Toutefois, selon l’article 514-1 du même code, le juge peut écarter l’exécution provisoire de droit, en tout ou partie, s’il estime qu’elle est incompatible avec la nature de l’affaire. Il statue, d’office ou à la demande d’une partie, par décision spécialement motivée.

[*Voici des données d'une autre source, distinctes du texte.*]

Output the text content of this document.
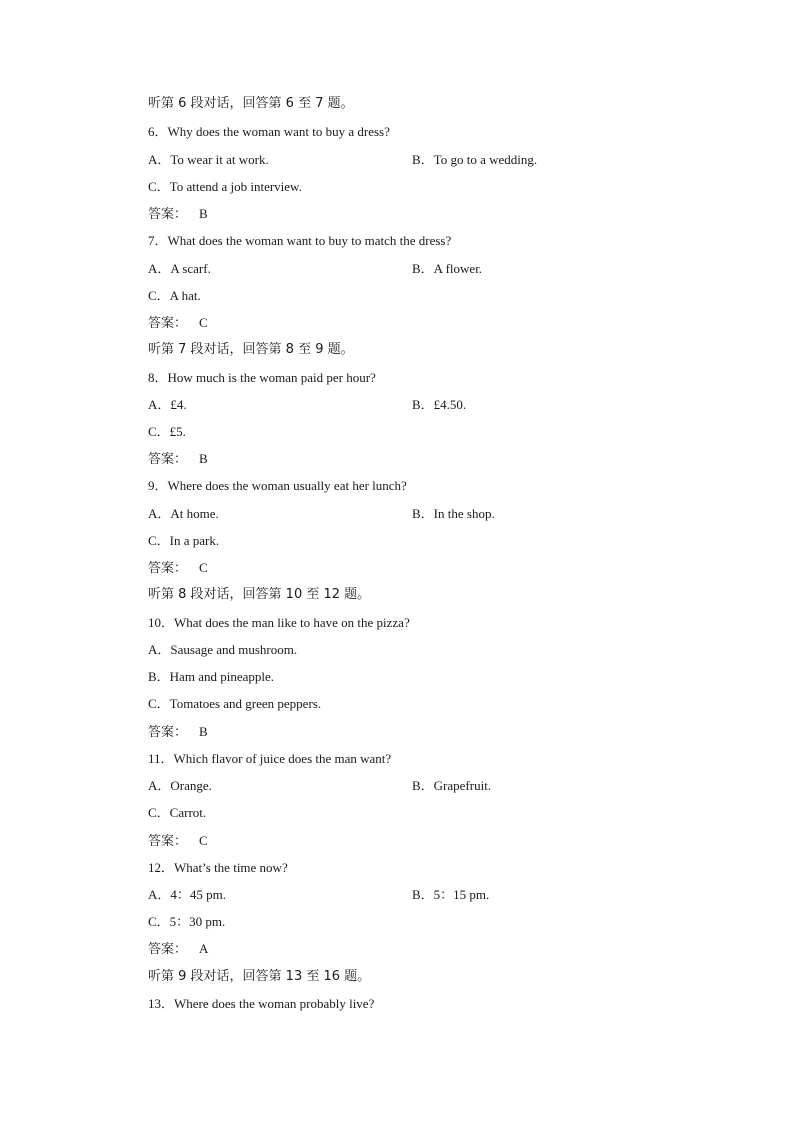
听第 6 段对话，回答第 6 至 7 题。
6．Why does the woman want to buy a dress?
A．To wear it at work.	B．To go to a wedding.
C．To attend a job interview.
答案： B
7．What does the woman want to buy to match the dress?
A．A scarf.	B．A flower.
C．A hat.
答案： C
听第 7 段对话，回答第 8 至 9 题。
8．How much is the woman paid per hour?
A．£4.	B．£4.50.
C．£5.
答案： B
9．Where does the woman usually eat her lunch?
A．At home.	B．In the shop.
C．In a park.
答案： C
听第 8 段对话，回答第 10 至 12 题。
10．What does the man like to have on the pizza?
A．Sausage and mushroom.
B．Ham and pineapple.
C．Tomatoes and green peppers.
答案： B
11．Which flavor of juice does the man want?
A．Orange.	B．Grapefruit.
C．Carrot.
答案： C
12．What’s the time now?
A．4：45 pm.	B．5：15 pm.
C．5：30 pm.
答案： A
听第 9 段对话，回答第 13 至 16 题。
13．Where does the woman probably live?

En l’espèce, au regard des conséquences graves et irréversibles de l’exécution de la présente décision, l’exécution provisoire risque d’entraîner des conséquences manifestement excessives privant de réalité le droit au double degré de juridiction, et apparaît, de ce fait, incompatible avec la nature de l’affaire. Il convient donc de l’écarter.
PAR CES MOTIFS
Le juge des contentieux de la protection,
CONSTATE que la dette locative visée dans le commandement de payer du 23 juillet 2024 n’a pas été réglée dans le délai de deux mois ;
CONSTATE, en conséquence, que le contrat conclu le 15 décembre 2019 entre la SCI SHARMA, d’une part, et M. [B] [M], d’autre part, concernant les locaux avec garage n°50 situés au [Adresse 3] à Schiltigheim (67300) est résilié depuis le 24 septembre 2024 ;
DIT n’y avoir lieu d’octroyer des délais de paiement à M. [B] [M], sans préjudice des délais qui pourraient lui être accordés dans le cadre d’une procédure de surendettement ;
ORDONNE à M. [B] [M] de libérer de sa personne, de ses biens, ainsi que de tous occupants de son chef, les lieux situés au [Adresse 3] à [Localité 8] ainsi que, le cas échéant, tous les lieux loués accessoirement au logement ;
DIT qu’à défaut de libération volontaire, il pourra être procédé à son expulsion et à celle de tous occupants de son chef avec l’assistance de la force publique ;
DIT que le sort des meubles sera régi conformément aux dispositions des articles L. 433-1 et L. 433-2 du code des procédures civiles d’exécution ;
RAPPELLE que l’expulsion ne pourra avoir lieu qu’hors période hivernale et à l’expiration d’un délai de deux mois suivant la délivrance d’un commandement d’avoir à libérer les lieux ;
CONDAMNE M. [B] [M] au paiement d’une indemnité d’occupation mensuelle égale au loyer et aux charges qui auraient été dus en cas de poursuite du bail, soit 610 euros (six cent dix euros) par mois ;
DIT que cette indemnité d’occupation, qui se substitue au loyer dès le 24 septembre 2024, est payable dans les mêmes conditions que l’étaient le loyer et les charges, jusqu’à libération effective des lieux et remise des clés à la bailleresse ou à son mandataire ;
CONDAMNE M. [B] [M] à payer à la SCI SHARMA la somme de 1 633 euros (mille six cent trente-trois euros) au titre de l’arriéré locatif arrêté au 23 juillet 2024, avec intérêts au taux légal à compter de l’assignation ;
CONDAMNE M. [B] [M] aux dépens comprenant notamment le coût du commandement de payer du 23 juillet 2024 et du 23 août 2024 et celui de l’assignation du 30 janvier 2025 ;
CONDAMNE M. [B] [M] à payer à la SCI SHARMA la somme de 200 euros (deux cents euros) au titre de l’article 700 du code de procédure civile ;
ÉCARTE l’exécution provisoire de droit de la présente décision.
Ainsi jugé par mise à disposition au greffe le 09 septembre 2025, et signé par le juge et la greffière susnommés.